Foram colocados anúncios nos jornais para potenciais interessados. Houve milhares de respostas. Era preciso tratar então de uma logística complicada.

Contactei o Ministério da Educação e consegui que fosse aberta uma escola por capital de distrito, num sábado ou num domingo, para que os candidatos pudessem prestar as provas de Cultura Geral nesses espaços.

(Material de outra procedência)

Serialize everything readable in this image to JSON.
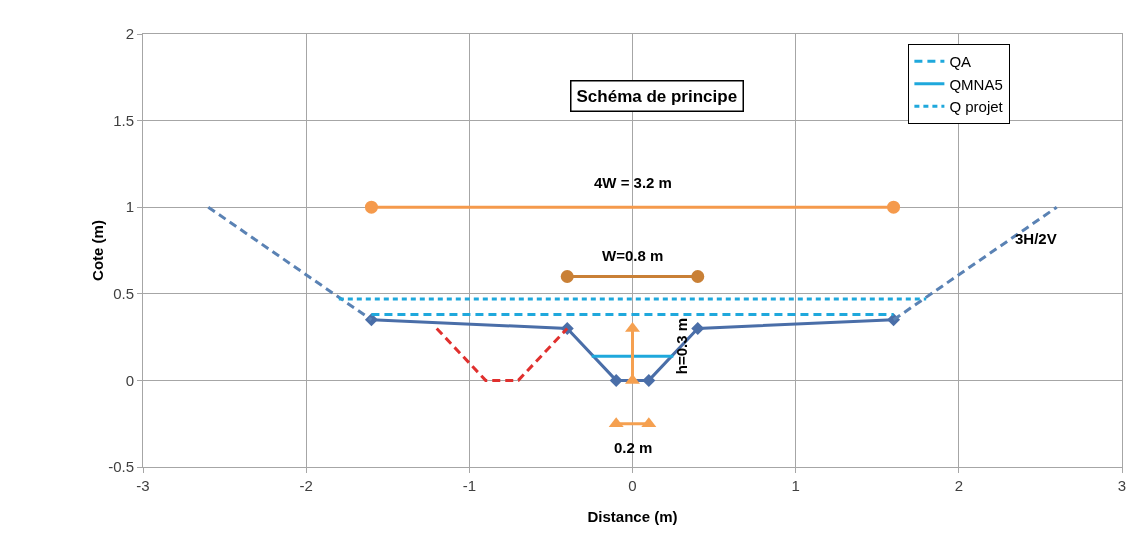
{
  "chart_data": {
    "type": "line",
    "title": "Schéma de principe",
    "xlabel": "Distance (m)",
    "ylabel": "Cote (m)",
    "xlim": [
      -3,
      3
    ],
    "xticks": [
      -3,
      -2,
      -1,
      0,
      1,
      2,
      3
    ],
    "ylim": [
      -0.5,
      2
    ],
    "yticks": [
      -0.5,
      0,
      0.5,
      1,
      1.5,
      2
    ],
    "grid": true,
    "legend": "top right",
    "series": [
      {
        "x": [
          -1.6,
          -0.4,
          -0.1,
          0.1,
          0.4,
          1.6
        ],
        "values": [
          0.35,
          0.3,
          0,
          0,
          0.3,
          0.35
        ],
        "color": "#4a6ea8",
        "marker": "diamond",
        "line_style": "solid"
      },
      {
        "x": [
          -2.6,
          -1.6
        ],
        "values": [
          1,
          0.35
        ],
        "color": "#5a82b4",
        "marker": "none",
        "line_style": "dashed"
      },
      {
        "x": [
          1.6,
          2.6
        ],
        "values": [
          0.35,
          1
        ],
        "color": "#5a82b4",
        "marker": "none",
        "line_style": "dashed"
      },
      {
        "x": [
          -1.2,
          -0.9,
          -0.7,
          -0.4
        ],
        "values": [
          0.3,
          0,
          0,
          0.3
        ],
        "color": "#e0302e",
        "marker": "none",
        "line_style": "dashed"
      },
      {
        "name": "QA",
        "x": [
          -1.6,
          1.6
        ],
        "values": [
          0.38,
          0.38
        ],
        "color": "#1fa8dc",
        "marker": "none",
        "line_style": "dashed"
      },
      {
        "name": "QMNA5",
        "x": [
          -0.25,
          0.25
        ],
        "values": [
          0.14,
          0.14
        ],
        "color": "#1fa8dc",
        "marker": "none",
        "line_style": "solid"
      },
      {
        "name": "Q projet",
        "x": [
          -1.8,
          1.8
        ],
        "values": [
          0.47,
          0.47
        ],
        "color": "#1fa8dc",
        "marker": "none",
        "line_style": "dotted"
      },
      {
        "x": [
          -1.6,
          1.6
        ],
        "values": [
          1,
          1
        ],
        "color": "#f59a4c",
        "marker": "circle",
        "line_style": "solid"
      },
      {
        "x": [
          -0.4,
          0.4
        ],
        "values": [
          0.6,
          0.6
        ],
        "color": "#c98036",
        "marker": "circle",
        "line_style": "solid"
      },
      {
        "x": [
          0,
          0
        ],
        "values": [
          0,
          0.3
        ],
        "color": "#f5a050",
        "marker": "triangle",
        "line_style": "solid"
      },
      {
        "x": [
          -0.1,
          0.1
        ],
        "values": [
          -0.25,
          -0.25
        ],
        "color": "#f5a050",
        "marker": "triangle",
        "line_style": "solid"
      }
    ],
    "annotations": [
      "4W = 3.2 m",
      "W=0.8 m",
      "h=0.3 m",
      "0.2 m",
      "3H/2V"
    ]
  }
}
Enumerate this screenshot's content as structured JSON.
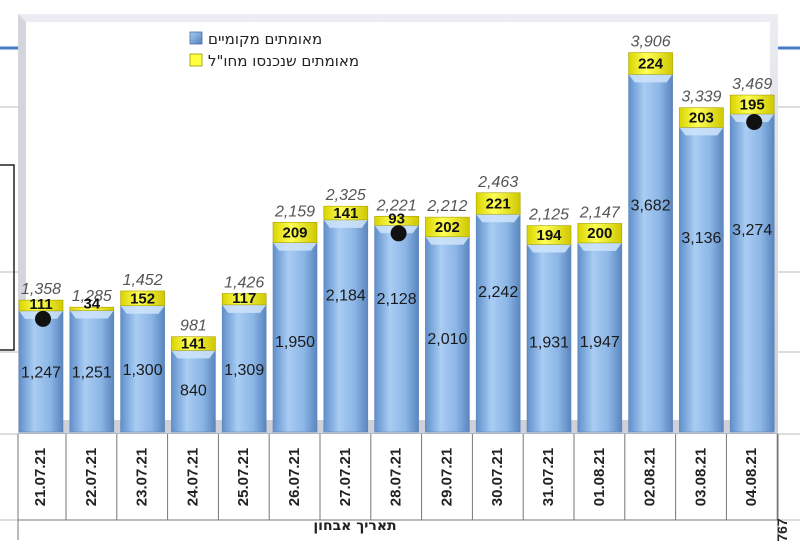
{
  "chart_data": {
    "type": "bar",
    "stacked": true,
    "categories": [
      "21.07.21",
      "22.07.21",
      "23.07.21",
      "24.07.21",
      "25.07.21",
      "26.07.21",
      "27.07.21",
      "28.07.21",
      "29.07.21",
      "30.07.21",
      "31.07.21",
      "01.08.21",
      "02.08.21",
      "03.08.21",
      "04.08.21"
    ],
    "series": [
      {
        "name": "מאומתים מקומיים",
        "color": "#8fb8e6",
        "values": [
          1247,
          1251,
          1300,
          840,
          1309,
          1950,
          2184,
          2128,
          2010,
          2242,
          1931,
          1947,
          3682,
          3136,
          3274
        ]
      },
      {
        "name": "מאומתים שנכנסו מחו\"ל",
        "color": "#ffff3c",
        "values": [
          111,
          34,
          152,
          141,
          117,
          209,
          141,
          93,
          202,
          221,
          194,
          200,
          224,
          203,
          195
        ]
      }
    ],
    "totals": [
      "1,358",
      "1,285",
      "1,452",
      "981",
      "1,426",
      "2,159",
      "2,325",
      "2,221",
      "2,212",
      "2,463",
      "2,125",
      "2,147",
      "3,906",
      "3,339",
      "3,469"
    ],
    "local_labels": [
      "1,247",
      "1,251",
      "1,300",
      "840",
      "1,309",
      "1,950",
      "2,184",
      "2,128",
      "2,010",
      "2,242",
      "1,931",
      "1,947",
      "3,682",
      "3,136",
      "3,274"
    ],
    "import_labels": [
      "111",
      "34",
      "152",
      "141",
      "117",
      "209",
      "141",
      "93",
      "202",
      "221",
      "194",
      "200",
      "224",
      "203",
      "195"
    ],
    "markers_at": [
      "21.07.21",
      "28.07.21",
      "04.08.21"
    ],
    "xlabel": "תאריך אבחון",
    "ylim": [
      0,
      4200
    ],
    "grid": false,
    "legend_position": "top"
  },
  "page_number": "767"
}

Eu tinha acabado de comprar um carro e propus que fosse nele - mais rápido e seguro que as Renault 4L que a agência tinha - fazer o périplo pelas capitais de distrito do continente. Em um mês as provas estavam feitas e eu tinha feito uma volta a Portugal continental. Ao volante do meu Alfa Romeo 33 1.5 TI, participando nesta inédita operação, o Adelino Namorado dos Vultos, motorista da Agência, uma figura que marcou gerações de jornalistas com a sua peculiar forma de guiar, o seu humor, a sua boavontade para resolver qualquer problema. Sozinho, desloquei-me depois ao Funchal e a Ponta Delgada, para supervisionar o mesmo tipo de provas.

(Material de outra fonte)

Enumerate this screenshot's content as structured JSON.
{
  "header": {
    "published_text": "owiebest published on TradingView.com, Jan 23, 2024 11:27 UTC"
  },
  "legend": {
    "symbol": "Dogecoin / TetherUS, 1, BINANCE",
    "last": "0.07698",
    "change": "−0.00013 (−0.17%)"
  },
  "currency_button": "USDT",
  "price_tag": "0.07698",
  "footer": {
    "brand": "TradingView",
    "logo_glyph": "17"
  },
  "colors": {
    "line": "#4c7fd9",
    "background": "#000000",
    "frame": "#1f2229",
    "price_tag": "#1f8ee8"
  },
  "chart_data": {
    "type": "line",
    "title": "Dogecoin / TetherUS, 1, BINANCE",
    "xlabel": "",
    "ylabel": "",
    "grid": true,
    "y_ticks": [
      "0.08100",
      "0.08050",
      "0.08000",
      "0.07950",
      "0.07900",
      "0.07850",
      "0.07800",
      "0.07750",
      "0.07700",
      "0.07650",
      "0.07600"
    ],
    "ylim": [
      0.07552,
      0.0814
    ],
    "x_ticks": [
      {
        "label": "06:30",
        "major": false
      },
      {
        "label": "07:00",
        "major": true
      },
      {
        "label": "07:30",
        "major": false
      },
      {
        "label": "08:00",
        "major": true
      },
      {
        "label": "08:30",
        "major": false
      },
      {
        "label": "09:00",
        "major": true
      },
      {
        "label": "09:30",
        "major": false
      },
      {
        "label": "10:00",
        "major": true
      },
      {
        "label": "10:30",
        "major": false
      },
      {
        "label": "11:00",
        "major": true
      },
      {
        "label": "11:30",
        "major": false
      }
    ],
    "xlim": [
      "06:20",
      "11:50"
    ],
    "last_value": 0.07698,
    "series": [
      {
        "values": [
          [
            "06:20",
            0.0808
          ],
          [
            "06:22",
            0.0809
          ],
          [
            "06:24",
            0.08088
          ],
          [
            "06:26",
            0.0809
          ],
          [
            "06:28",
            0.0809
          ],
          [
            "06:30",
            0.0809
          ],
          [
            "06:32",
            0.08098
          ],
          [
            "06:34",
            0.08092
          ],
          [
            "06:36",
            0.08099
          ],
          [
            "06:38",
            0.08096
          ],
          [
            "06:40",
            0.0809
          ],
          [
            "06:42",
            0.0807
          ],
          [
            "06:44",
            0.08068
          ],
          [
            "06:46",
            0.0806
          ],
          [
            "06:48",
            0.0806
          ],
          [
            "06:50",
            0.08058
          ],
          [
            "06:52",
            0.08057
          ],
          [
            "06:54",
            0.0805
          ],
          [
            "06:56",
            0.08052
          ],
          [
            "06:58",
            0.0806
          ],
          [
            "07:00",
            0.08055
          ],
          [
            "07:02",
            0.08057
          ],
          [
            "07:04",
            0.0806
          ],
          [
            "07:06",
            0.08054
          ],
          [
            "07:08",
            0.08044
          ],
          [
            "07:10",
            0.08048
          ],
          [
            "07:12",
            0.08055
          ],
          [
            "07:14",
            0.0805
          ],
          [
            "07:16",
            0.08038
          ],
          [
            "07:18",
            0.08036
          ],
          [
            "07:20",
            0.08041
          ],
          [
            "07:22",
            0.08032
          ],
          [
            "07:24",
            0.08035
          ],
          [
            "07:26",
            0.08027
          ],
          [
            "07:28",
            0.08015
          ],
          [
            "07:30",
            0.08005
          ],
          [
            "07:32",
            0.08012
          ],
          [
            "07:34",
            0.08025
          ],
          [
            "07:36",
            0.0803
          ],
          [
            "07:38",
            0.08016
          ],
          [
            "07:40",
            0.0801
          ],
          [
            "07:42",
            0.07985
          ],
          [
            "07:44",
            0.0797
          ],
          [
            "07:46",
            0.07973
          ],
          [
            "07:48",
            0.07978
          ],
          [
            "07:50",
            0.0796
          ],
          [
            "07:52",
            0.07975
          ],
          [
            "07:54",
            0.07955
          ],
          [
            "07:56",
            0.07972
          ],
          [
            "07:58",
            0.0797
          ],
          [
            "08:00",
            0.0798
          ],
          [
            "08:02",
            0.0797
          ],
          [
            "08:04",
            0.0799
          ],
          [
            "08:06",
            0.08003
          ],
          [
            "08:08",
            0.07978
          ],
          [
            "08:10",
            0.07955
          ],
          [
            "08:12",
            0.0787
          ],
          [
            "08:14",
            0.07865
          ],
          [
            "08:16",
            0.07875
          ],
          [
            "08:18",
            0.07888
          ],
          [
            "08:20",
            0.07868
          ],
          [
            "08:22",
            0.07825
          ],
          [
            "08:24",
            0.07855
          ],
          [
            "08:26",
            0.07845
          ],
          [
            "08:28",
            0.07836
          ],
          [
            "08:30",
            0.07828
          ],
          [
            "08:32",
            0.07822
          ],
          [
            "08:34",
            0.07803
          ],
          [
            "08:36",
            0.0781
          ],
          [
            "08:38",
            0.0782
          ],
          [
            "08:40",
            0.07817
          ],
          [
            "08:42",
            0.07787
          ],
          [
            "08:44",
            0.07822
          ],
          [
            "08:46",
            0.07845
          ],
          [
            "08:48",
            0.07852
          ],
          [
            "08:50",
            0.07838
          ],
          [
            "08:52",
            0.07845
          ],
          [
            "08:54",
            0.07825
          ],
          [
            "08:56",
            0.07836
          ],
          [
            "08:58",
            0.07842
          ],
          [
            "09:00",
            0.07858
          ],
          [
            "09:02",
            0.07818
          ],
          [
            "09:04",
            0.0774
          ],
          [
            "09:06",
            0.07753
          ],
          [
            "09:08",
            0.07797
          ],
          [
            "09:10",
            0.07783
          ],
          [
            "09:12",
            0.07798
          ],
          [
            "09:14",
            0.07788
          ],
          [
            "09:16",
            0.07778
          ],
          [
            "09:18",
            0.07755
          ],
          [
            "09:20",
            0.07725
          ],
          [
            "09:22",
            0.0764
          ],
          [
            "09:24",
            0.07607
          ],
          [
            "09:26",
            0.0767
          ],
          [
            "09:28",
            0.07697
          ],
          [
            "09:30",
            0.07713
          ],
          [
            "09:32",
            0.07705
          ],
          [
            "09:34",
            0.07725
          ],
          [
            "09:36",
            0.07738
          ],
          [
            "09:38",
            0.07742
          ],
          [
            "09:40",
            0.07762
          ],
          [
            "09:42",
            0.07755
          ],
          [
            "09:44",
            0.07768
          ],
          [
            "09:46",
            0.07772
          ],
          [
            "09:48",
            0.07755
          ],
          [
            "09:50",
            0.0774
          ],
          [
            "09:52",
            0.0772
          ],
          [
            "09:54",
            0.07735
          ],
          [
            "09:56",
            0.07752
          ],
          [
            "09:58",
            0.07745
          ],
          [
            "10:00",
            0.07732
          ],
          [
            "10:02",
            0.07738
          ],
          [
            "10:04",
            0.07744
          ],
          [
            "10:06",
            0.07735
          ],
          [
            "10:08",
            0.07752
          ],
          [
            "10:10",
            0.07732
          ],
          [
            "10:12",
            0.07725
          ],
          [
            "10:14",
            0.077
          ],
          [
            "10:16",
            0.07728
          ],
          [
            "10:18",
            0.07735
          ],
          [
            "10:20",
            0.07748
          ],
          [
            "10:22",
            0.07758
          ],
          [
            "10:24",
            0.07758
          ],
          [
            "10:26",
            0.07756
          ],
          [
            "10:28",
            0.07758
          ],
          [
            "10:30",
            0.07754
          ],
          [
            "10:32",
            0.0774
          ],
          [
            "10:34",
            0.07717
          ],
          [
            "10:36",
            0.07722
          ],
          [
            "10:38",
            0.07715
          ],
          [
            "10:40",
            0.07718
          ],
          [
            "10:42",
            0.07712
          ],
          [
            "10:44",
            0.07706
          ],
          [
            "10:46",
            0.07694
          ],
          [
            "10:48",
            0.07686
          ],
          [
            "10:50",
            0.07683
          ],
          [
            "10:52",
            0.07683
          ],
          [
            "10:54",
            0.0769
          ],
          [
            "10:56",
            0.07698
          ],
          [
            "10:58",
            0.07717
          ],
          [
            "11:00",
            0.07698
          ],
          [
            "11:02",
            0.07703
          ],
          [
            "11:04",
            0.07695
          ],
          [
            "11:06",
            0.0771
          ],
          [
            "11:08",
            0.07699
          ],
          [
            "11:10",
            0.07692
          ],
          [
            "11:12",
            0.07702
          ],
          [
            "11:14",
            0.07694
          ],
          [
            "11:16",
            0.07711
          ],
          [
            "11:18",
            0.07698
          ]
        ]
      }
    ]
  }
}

Selecionados dois candidatos por distrito, avançámos para uma candidatura a um programa de Formação Profissional pelos fundos europeus. Esse programa foi aprovado. Tinha a direção pedagógica de Alberto Arons de Carvalho.

Era agora preciso garantir um espaço em Lisboa, para onde trazer os dois candidatos selecionados de cada um dos 20 distritos, onde o curso de jornalismo seria ministrado. Contactei o Secretário de Estado das Pescas da altura, que nos cedeu a Escola de Pescas de Pedrouços. E, assim, nas férias escolares dessa escola, no Verão de 1988, cerca de 40 jovens provenientes de todo o país frequentaram em regime de internato aulas ministradas por mim, por João e Luís Pinheiro de Almeida, Luís Marinho e Mário Moura (os elementos da Direção de Informação chefiada por Oliveira e Silva), com elementos de fora da agência, como Edite Estrela e o já referido Arons de Carvalho.

O curso foi um êxito. Dos formandos desse Pedrouços, a maioria (88) entrou para a rede de correspondentes da agência, muitos deles estão ainda hoje nos seus quadros ou singraram para outros órgãos de comunicação social.